Filed July 18, 1969.
Appeal from the district court for Scotts Bluff County: TED R. FEIDLER, Judge. On motion for rehearing. See ante p. 13, 165 N.W.2d 96, for original opinion. Motion for rehearing overruled.
Lester A. Danielson, for appellant.
Clarence A. H. Meyer, Attorney General, and James J. Duggan, for appellees.
Heard before WHITE, C.J., CARTER, SPENCER, BOSLAUGH, SMITH, McCOWN, and NEWTON, JJ.
The original opinion in this case appears ante p. 13, 165 N.W.2d 96.

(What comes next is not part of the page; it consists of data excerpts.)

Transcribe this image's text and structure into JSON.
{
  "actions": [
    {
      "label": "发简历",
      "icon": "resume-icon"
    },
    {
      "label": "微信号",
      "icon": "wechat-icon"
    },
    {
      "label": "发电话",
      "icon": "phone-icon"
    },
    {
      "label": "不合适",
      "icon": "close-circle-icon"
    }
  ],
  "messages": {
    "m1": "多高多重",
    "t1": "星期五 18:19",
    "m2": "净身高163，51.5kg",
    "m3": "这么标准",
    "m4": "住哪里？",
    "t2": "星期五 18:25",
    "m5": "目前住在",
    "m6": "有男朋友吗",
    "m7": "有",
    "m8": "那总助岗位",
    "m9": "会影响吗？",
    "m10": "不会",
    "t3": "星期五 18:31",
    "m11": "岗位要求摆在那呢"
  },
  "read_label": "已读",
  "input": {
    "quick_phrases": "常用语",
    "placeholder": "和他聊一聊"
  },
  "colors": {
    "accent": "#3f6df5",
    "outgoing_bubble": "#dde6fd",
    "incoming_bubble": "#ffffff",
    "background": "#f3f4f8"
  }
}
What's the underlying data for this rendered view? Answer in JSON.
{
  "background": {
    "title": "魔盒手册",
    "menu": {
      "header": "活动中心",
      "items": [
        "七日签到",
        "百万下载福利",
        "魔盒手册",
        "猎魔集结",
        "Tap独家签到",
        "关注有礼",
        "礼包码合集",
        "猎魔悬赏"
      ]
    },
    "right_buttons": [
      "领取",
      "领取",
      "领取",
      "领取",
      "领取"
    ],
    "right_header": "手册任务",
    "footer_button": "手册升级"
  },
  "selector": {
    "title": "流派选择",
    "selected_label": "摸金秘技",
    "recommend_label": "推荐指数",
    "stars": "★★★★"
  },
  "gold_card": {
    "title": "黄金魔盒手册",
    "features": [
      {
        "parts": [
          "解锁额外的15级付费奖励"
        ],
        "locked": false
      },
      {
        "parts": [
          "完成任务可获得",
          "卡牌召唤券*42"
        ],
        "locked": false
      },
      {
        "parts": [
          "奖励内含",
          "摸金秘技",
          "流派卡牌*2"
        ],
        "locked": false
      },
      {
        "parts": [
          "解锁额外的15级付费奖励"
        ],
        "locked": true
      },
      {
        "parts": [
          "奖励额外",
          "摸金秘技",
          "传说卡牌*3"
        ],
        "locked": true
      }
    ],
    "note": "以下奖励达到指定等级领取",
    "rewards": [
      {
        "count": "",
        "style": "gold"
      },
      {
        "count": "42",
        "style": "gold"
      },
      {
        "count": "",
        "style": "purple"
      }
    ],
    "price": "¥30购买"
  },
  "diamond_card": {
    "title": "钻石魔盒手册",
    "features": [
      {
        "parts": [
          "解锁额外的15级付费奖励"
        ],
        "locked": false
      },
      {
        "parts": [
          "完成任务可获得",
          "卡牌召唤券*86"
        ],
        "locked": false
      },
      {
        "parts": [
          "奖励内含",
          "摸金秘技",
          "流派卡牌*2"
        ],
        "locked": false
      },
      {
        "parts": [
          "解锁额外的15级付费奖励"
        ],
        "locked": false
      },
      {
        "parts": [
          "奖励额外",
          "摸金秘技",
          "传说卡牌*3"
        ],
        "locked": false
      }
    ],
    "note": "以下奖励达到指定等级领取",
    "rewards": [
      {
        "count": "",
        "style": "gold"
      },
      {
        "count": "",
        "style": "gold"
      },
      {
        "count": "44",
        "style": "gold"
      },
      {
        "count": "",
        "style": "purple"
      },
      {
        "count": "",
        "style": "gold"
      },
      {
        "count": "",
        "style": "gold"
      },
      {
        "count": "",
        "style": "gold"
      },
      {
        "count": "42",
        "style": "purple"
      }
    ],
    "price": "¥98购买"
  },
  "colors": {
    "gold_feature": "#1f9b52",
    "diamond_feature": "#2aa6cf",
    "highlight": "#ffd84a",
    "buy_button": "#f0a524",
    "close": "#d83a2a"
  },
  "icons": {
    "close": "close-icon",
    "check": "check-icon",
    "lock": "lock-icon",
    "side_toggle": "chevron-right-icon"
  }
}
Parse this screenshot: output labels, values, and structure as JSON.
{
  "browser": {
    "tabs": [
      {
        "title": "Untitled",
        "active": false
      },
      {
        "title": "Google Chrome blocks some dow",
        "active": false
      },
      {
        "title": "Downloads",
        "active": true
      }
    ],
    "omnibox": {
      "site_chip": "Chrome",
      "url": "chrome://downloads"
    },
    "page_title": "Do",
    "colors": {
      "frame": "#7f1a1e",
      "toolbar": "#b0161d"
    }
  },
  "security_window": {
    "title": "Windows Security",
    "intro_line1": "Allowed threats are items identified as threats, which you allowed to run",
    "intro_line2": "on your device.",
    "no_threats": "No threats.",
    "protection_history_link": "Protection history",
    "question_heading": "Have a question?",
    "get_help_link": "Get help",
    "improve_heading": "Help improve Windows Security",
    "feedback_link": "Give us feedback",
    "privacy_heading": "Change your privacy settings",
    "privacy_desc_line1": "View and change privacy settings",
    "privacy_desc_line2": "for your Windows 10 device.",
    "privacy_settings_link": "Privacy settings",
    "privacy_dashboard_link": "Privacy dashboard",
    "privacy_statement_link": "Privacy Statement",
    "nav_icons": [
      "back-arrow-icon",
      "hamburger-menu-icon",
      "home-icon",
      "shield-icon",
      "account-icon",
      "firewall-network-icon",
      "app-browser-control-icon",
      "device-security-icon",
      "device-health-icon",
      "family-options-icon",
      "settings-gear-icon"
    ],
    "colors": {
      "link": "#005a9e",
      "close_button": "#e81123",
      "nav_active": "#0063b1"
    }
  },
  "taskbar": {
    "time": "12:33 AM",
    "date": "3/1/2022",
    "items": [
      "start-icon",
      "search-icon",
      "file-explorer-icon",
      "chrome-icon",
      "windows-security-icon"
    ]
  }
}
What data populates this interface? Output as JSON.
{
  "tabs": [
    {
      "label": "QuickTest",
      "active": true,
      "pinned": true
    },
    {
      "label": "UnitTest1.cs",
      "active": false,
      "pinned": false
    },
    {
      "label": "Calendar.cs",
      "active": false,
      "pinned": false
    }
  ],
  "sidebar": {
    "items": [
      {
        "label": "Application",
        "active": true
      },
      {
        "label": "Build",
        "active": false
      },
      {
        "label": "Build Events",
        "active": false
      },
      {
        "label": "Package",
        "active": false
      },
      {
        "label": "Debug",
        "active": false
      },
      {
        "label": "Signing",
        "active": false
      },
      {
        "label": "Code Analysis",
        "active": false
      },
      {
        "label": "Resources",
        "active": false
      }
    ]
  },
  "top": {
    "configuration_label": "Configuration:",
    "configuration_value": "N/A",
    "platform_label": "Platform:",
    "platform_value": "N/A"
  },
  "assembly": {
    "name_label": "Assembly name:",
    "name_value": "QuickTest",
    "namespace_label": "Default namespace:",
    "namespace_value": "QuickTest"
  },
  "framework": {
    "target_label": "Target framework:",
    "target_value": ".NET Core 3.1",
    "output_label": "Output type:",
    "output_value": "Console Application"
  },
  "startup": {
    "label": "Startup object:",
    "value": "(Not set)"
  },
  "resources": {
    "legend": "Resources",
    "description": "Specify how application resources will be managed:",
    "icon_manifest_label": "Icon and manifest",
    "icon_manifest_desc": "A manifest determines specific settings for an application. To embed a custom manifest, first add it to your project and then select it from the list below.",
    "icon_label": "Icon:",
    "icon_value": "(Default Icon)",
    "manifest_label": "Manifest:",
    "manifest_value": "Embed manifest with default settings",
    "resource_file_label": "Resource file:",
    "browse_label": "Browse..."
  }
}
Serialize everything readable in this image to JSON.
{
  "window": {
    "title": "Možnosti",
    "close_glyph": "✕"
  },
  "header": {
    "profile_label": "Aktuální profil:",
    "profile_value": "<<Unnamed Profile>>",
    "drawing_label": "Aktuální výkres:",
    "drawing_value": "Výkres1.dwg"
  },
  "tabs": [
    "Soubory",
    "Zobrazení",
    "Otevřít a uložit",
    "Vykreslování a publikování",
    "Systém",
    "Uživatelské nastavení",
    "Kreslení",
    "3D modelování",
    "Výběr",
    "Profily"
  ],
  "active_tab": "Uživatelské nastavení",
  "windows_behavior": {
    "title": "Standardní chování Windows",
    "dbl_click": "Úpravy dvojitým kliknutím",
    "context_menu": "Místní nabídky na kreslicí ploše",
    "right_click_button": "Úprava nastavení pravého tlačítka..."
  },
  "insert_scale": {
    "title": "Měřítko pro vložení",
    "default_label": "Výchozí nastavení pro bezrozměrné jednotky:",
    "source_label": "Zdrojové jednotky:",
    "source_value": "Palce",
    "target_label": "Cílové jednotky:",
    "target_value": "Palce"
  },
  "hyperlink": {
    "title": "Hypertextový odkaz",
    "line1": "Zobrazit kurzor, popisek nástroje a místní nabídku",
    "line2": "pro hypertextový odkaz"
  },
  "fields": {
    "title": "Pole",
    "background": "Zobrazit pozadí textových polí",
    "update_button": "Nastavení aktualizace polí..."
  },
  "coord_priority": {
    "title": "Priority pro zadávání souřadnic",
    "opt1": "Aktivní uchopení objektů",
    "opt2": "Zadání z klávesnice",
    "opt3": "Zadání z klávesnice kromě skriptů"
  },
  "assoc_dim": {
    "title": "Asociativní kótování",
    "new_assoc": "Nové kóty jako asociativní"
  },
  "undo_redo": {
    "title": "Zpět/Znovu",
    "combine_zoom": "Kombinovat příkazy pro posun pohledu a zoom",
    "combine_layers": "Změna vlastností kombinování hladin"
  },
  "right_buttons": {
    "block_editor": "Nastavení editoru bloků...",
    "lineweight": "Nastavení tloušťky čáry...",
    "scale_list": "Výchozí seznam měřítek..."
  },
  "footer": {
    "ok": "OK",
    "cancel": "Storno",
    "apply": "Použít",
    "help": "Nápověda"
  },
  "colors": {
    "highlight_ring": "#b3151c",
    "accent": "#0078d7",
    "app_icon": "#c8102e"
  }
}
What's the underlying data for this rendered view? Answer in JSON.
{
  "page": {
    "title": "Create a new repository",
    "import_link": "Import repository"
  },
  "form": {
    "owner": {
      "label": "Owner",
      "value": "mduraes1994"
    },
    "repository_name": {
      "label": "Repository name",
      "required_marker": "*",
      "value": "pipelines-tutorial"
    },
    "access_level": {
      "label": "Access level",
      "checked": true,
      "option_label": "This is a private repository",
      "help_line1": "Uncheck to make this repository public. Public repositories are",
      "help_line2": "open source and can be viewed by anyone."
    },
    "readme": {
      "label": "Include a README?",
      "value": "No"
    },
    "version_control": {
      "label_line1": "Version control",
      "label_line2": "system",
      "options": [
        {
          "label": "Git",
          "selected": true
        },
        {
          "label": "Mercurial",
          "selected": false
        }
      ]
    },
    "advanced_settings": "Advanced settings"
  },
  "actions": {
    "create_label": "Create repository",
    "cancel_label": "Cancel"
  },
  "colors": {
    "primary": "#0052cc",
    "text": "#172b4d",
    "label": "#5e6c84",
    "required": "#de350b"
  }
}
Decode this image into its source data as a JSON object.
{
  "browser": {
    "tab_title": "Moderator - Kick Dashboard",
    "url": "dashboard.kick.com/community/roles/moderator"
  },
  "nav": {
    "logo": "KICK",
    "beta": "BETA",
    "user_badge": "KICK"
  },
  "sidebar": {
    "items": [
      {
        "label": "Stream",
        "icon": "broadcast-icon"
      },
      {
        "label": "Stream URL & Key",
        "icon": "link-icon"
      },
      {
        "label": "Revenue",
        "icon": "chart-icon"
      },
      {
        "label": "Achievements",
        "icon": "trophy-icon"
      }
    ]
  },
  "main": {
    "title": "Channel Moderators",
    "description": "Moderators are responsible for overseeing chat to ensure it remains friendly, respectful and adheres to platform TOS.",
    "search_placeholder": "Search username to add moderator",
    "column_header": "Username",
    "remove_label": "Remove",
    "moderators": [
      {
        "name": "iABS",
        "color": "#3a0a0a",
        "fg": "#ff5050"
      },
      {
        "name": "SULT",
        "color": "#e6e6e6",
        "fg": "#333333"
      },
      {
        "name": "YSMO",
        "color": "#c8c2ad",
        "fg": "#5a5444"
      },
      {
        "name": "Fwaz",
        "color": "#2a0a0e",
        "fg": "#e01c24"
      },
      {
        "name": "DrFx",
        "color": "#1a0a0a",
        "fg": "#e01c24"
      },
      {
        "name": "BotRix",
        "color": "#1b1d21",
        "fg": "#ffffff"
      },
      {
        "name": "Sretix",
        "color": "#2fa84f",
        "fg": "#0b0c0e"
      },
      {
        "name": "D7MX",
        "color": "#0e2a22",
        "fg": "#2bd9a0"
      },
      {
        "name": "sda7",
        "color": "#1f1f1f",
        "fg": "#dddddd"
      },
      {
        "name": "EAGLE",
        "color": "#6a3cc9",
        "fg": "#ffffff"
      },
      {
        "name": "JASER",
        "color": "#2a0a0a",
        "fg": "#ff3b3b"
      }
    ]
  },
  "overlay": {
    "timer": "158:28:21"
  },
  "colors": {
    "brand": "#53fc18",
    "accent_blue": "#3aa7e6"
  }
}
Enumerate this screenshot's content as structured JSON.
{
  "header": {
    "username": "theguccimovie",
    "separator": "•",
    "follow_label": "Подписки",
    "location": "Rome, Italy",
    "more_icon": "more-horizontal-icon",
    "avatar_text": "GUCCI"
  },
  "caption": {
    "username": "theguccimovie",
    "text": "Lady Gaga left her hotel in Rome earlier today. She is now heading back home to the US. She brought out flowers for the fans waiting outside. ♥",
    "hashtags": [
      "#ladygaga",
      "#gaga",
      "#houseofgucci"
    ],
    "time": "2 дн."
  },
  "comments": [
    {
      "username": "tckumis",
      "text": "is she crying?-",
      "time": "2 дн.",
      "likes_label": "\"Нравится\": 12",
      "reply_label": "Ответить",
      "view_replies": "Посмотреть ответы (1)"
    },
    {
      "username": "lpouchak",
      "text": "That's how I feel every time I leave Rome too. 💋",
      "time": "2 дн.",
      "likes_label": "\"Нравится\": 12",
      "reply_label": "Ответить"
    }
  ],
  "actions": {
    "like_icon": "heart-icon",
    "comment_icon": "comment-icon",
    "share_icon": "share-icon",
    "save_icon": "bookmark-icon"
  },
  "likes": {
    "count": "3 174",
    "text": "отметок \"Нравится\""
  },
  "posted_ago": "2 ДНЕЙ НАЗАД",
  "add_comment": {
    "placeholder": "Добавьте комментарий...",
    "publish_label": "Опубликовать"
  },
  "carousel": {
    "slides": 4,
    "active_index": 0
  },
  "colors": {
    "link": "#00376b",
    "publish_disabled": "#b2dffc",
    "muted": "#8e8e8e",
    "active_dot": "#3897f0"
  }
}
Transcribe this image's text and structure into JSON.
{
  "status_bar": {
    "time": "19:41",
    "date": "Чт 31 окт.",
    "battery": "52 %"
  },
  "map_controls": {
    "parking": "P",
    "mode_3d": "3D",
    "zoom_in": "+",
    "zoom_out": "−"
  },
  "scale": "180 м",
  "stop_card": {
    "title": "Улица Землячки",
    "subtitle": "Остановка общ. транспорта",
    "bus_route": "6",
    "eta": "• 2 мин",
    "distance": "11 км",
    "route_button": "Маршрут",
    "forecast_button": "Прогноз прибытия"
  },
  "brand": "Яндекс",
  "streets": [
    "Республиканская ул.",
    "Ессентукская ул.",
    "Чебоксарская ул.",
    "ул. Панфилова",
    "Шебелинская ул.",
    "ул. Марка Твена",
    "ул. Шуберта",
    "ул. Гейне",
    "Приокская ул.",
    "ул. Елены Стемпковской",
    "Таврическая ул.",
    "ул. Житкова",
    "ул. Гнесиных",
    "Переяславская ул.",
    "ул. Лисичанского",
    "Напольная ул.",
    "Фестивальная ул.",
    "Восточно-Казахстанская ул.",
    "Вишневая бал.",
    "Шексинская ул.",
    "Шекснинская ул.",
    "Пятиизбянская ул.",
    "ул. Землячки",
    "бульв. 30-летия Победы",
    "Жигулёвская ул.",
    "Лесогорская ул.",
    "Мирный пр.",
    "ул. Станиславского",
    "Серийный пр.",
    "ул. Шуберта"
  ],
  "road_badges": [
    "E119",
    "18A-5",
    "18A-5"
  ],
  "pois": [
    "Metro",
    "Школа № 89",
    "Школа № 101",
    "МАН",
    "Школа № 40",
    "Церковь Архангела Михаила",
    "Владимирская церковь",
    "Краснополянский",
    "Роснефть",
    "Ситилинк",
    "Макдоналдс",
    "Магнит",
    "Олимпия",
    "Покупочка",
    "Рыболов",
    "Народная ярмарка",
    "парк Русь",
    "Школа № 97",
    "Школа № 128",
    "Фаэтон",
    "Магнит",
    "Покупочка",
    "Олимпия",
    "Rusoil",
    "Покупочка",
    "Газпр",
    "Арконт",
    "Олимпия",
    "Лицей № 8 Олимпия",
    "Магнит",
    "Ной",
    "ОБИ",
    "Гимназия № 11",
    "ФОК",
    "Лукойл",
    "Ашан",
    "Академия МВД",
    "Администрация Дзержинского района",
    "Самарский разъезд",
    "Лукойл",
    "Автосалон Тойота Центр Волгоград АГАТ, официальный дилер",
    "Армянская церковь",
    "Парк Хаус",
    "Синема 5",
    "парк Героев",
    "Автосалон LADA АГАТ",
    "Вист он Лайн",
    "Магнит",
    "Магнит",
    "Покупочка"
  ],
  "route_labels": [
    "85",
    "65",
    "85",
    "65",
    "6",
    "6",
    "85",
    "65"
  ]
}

The motion for rehearing asserts that there are statements in the original opinion "implying that the giving of a test pursuant to the implied consent law may be conditioned on the right to consult with an attorney." The statements in the original opinion were: "In an appropriate factual context, a request for a brief delay in making the decision to accept or refuse the chemical test in order to consult with a lawyer should be granted where the delay is short and does not jeopardize the effectiveness of the test. * * * The taking of a chemical test authorized by the Implied Consent Law is not ordinarily required to be delayed by a request of the arrested motorist that he be permitted to contact legal counsel." (Emphasis ours.)
The crux of the difficulty is that two separate proceedings, one civil and one criminal, may follow an arrest for driving while intoxicated, and the criminal proceeding may involve either a felony or a misdemeanor. At the time of the arrest and request for a chemical test, the arresting officer cannot be certain which proceeding may ultimately be involved, or whether both of them will be. The civil proceeding is for revocation of an operator's license under the Implied Consent Law. The criminal proceeding may be for operating a motor vehicle while under the influence of intoxicating liquor, or it may be for motor vehicle homicide. See 39-727.01, R.R.S. 1943.
Criminal proceedings for operating a motor vehicle while under the influence of intoxicating liquor may involve either a misdemeanor or a felony, depending upon how many convictions the defendant may have had before. Motor vehicle homicide is a felony.
When the request to take a chemical test is made, a refusal to take the test leaves both procedures, civil and criminal, still open. A consent to take the test automatically cancels out any possible civil procedure under the Implied Consent Law, but the results of the test are admissible by statute in the criminal proceedings and presumptions from them are specified. Coupled with these complications is the fact that the Nebraska statute specifically provides: "If a person so arrested shall refuse to submit to the test provided for in section 39-727.03, it shall not be given, * * *." 39-727.08, R.R.S. 1943.
Because of these involvements, the Scotts Bluff police department was regularly using mimeographed implied consent rules. According to the testimony, these rules are read "to all persons that are arrested for driving while intoxicated." They were read to the appellant in this case. The mimeographed rules consist of a full page of single-spaced material, and the first numbered sentence which was read to the appellant was: "1. You are hereby advised that you have the right to an attorney and if you desire you may call one now." Not only was the appellant advised that he had the right to call an attorney; he was given the opportunity, and made a phone call.
In the present state of the law, there is no constitutional right to counsel in any civil proceeding, including the revocation of a driver's license under the Implied Consent Law. There is also no constitutional right to counsel in minor criminal proceedings in which imprisonment of less than 6 months is all that may be imposed. There are specific constitutional rights which have been spelled out by the United States Supreme Court which apply in any "serious criminal case" where imprisonment of more than 6 months may be involved.
The Attorney General contends that Schmerber v. California, 384 U.S. 757, 86 S. Ct. 1826, 16 L. Ed. 2d 908, establishes that in a criminal drunken driving conviction there is no constitutional right to refuse to submit to a blood test. The distinctions between that case and a "serious criminal case" in Nebraska are obvious, and the Schmerber case involved a misdemeanor. California had no statutory provision which specified that if a person refused to submit to the blood test, the test should not be given. In view of the specific provision of our statute protecting a defendant's right of refusal, it would seem obvious that if a "serious criminal case" is involved, the request to submit to a chemical test becomes a critical stage in the proceedings.
The motion for rehearing is overruled.